A pendulum axle structure 98 with two wheel assemblies 52 rigidly attached thereto defines a system with a pivot point, namely the pendulum axle 100.

If one of the two wheel arrangements 52 supported by the pendulum axle structure 98, the wheel arrangement 52.2-s as an example in FIG. 5, drives over an unevenness 92, the pendulum axle structure 98 is deflected about the pendulum axle 100 and the wheels 54 of the wheel arrangement 52.2 s move up out of the plane 90 with a vertical directional component.

The remaining wheel assemblies 52, ie the opposite wheel assembly 52.1-ds on the pendulum axle structure 98 and the two wheel assemblies 52.3-s and 52.4-ds on the rear 46b of the chassis 46, which are located behind the plane of the paper in FIG remain in contact with the travel floor 44 and do not leave the travel level 90. There is only a tilting of the opposite Radan order 52.1 -ds on the pendulum axle structure 98.

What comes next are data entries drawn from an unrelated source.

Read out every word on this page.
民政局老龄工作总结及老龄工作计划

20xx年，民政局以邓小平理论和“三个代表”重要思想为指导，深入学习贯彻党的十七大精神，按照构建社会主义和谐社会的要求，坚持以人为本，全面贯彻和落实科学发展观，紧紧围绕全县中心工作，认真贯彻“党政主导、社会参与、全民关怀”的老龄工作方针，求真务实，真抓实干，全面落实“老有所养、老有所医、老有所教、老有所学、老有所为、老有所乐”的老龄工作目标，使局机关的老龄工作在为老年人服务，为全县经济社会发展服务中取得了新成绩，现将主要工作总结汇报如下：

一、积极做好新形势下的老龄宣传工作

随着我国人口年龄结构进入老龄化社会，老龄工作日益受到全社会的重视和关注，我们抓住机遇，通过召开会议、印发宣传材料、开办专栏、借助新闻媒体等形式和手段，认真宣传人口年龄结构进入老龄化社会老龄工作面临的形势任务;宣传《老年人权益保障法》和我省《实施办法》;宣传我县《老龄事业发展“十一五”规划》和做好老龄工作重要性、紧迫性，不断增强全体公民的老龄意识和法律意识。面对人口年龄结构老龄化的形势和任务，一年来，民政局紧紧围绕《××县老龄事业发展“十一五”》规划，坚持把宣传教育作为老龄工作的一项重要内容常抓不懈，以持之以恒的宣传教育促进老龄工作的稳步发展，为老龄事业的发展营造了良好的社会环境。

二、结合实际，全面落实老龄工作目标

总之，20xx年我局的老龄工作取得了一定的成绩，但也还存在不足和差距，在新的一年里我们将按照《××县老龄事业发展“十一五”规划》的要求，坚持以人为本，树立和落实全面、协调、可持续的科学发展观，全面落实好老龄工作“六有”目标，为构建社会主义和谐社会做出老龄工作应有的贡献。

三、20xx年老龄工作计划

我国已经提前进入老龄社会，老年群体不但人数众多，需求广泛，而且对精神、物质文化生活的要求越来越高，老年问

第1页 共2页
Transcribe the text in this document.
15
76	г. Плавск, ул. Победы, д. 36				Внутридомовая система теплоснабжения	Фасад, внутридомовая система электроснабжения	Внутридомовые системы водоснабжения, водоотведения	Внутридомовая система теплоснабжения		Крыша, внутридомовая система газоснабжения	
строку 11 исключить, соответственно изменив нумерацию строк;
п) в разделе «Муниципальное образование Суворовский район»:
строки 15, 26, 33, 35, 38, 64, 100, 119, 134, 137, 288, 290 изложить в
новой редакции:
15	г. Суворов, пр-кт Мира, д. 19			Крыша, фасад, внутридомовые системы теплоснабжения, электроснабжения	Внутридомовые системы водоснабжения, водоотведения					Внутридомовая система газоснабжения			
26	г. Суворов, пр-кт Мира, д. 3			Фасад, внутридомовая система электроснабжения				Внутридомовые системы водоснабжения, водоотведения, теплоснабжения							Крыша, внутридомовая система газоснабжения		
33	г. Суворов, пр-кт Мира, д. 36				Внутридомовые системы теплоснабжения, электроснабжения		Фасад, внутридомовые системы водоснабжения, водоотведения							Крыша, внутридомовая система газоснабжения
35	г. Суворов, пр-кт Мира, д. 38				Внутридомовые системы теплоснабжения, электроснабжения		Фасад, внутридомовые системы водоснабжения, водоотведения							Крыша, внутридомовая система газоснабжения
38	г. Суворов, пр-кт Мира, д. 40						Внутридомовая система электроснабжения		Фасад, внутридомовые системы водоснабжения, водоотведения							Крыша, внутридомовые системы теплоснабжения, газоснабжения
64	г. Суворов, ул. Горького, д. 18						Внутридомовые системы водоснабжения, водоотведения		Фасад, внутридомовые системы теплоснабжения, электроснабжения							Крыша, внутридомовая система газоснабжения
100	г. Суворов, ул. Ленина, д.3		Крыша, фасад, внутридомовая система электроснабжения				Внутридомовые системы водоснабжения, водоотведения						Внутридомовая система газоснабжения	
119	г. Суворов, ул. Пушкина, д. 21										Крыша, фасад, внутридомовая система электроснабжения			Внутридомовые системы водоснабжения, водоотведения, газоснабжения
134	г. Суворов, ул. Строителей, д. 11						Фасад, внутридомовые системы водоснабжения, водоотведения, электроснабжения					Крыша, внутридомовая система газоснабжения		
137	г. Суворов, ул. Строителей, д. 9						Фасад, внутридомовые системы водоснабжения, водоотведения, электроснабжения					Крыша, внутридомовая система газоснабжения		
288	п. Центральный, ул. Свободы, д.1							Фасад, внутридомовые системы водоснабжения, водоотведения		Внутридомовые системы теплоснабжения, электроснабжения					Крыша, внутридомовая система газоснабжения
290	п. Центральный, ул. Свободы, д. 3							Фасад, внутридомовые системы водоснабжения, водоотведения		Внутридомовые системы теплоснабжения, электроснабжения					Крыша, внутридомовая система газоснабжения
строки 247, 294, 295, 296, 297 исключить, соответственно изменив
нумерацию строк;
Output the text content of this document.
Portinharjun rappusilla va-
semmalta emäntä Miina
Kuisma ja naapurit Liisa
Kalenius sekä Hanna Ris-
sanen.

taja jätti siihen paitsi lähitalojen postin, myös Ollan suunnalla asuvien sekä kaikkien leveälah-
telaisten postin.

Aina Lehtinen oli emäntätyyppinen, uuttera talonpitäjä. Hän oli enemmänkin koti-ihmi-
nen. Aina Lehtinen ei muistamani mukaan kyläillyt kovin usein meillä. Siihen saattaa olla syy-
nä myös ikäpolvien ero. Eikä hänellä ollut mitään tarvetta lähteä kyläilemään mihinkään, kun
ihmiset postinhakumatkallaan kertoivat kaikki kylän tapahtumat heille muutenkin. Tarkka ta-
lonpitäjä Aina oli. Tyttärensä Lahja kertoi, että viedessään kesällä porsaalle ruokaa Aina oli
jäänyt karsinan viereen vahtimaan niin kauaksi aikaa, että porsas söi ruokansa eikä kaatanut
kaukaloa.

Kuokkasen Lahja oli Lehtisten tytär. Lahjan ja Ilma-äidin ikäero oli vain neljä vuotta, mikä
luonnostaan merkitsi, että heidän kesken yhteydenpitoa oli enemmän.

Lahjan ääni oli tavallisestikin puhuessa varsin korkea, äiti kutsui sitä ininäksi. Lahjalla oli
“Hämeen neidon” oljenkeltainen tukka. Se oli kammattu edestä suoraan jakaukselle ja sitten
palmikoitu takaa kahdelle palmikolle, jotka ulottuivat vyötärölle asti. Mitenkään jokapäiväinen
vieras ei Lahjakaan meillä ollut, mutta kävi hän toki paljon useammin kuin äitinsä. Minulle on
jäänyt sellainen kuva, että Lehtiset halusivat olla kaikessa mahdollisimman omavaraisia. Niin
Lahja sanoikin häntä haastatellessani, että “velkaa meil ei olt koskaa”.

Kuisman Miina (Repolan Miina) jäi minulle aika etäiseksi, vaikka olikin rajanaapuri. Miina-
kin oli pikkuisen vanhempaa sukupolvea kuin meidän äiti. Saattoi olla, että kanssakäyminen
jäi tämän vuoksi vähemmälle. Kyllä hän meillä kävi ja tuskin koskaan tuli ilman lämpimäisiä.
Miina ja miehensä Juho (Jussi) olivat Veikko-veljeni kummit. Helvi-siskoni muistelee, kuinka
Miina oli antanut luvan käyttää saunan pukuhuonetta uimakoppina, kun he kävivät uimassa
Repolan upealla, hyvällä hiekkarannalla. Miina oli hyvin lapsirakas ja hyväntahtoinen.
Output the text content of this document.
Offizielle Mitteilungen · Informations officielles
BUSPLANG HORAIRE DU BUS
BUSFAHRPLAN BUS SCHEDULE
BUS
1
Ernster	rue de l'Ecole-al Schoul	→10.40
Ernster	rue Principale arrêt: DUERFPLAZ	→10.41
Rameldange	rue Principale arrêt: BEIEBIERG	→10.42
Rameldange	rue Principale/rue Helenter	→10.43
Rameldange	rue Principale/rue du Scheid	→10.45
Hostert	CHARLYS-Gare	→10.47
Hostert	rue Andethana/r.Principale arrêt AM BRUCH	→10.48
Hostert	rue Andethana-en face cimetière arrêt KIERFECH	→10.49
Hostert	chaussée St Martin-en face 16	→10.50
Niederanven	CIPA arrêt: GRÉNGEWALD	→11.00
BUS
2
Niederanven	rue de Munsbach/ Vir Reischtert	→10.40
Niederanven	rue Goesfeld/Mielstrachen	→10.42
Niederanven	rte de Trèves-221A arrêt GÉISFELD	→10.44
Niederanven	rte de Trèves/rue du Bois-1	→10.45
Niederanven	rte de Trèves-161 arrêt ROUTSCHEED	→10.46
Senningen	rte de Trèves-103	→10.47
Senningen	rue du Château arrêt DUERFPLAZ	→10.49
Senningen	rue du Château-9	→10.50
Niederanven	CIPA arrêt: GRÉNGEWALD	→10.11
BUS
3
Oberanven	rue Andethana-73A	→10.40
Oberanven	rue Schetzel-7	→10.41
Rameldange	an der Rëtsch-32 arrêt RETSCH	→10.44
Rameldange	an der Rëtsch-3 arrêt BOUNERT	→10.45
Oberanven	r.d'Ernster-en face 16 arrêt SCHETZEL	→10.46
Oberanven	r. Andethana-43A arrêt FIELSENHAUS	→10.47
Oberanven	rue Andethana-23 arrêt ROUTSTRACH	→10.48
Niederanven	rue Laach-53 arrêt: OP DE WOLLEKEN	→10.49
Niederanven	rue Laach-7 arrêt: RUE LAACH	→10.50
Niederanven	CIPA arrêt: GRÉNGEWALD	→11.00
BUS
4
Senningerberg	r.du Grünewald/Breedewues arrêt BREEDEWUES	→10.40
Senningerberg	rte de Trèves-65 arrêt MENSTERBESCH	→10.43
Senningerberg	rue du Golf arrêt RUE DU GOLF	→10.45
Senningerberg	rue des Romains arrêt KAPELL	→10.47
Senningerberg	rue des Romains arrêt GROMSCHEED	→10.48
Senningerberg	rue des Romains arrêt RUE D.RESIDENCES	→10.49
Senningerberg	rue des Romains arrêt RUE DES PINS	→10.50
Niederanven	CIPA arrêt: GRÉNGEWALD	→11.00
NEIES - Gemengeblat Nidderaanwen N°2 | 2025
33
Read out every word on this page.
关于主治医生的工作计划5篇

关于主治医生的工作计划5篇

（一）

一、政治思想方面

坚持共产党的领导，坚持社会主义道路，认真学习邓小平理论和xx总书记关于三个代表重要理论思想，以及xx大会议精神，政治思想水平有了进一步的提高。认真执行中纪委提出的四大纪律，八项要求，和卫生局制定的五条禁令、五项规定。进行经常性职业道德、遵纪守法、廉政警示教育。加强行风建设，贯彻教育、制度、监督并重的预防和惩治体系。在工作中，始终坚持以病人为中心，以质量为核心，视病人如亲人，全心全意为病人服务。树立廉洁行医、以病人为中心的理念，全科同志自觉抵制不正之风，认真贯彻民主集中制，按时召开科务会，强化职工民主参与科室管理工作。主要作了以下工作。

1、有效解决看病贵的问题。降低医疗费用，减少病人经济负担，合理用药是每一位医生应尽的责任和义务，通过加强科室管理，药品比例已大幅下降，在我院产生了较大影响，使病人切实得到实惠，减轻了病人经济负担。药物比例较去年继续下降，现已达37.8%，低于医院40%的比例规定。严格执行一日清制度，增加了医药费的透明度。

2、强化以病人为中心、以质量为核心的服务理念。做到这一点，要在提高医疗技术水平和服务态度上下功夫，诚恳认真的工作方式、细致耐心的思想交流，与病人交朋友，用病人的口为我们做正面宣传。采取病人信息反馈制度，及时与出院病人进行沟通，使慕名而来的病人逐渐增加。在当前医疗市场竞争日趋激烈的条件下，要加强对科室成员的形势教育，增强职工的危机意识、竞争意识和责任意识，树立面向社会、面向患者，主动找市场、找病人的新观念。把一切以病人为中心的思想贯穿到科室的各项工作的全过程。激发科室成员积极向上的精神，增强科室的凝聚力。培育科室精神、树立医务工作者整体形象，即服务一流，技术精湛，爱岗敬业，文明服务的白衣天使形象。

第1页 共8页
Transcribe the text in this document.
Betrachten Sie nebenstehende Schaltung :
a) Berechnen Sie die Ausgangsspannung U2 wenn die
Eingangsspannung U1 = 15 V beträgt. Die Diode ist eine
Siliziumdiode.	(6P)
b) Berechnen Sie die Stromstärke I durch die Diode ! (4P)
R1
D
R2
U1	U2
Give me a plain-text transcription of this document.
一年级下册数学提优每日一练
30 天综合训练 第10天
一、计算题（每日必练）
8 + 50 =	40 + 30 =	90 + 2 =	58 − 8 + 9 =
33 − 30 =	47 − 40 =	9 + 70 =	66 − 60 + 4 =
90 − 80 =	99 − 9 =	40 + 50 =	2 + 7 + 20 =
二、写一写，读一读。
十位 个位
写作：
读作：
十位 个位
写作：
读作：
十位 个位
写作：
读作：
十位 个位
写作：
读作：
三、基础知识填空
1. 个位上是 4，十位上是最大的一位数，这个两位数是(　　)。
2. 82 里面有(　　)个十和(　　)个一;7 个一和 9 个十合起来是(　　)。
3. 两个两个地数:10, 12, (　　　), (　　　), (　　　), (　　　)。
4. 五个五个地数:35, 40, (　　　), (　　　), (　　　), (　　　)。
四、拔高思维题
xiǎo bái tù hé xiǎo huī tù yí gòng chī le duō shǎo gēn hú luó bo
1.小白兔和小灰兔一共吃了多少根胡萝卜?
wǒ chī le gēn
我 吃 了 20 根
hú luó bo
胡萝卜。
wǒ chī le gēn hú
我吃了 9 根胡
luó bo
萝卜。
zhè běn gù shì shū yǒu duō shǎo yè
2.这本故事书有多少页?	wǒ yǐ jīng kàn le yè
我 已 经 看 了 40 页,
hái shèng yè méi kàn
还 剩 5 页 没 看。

Of the wheel pair 56 shown here in the wheel arrangement 52.1 -ds, the inner wheel 54 moves out of the driving plane 90, the outer wheel 54 however remains in contact with the floor 44 and the wheel arrangement 52.1 -ds ver leaves the driving plane 90 consequently not completely, only partially. The drive and steering control of the trolley 42 via the wheel arrangement 52.1-d-s is retained via the outer wheel 54. In addition, a lateral tilting of the workpiece 12 is at least reduced; there is largely only a slight lifting of the chassis 46 of the transport carriage 42 in the front area and thus only a slight lifting of the workpiece 12.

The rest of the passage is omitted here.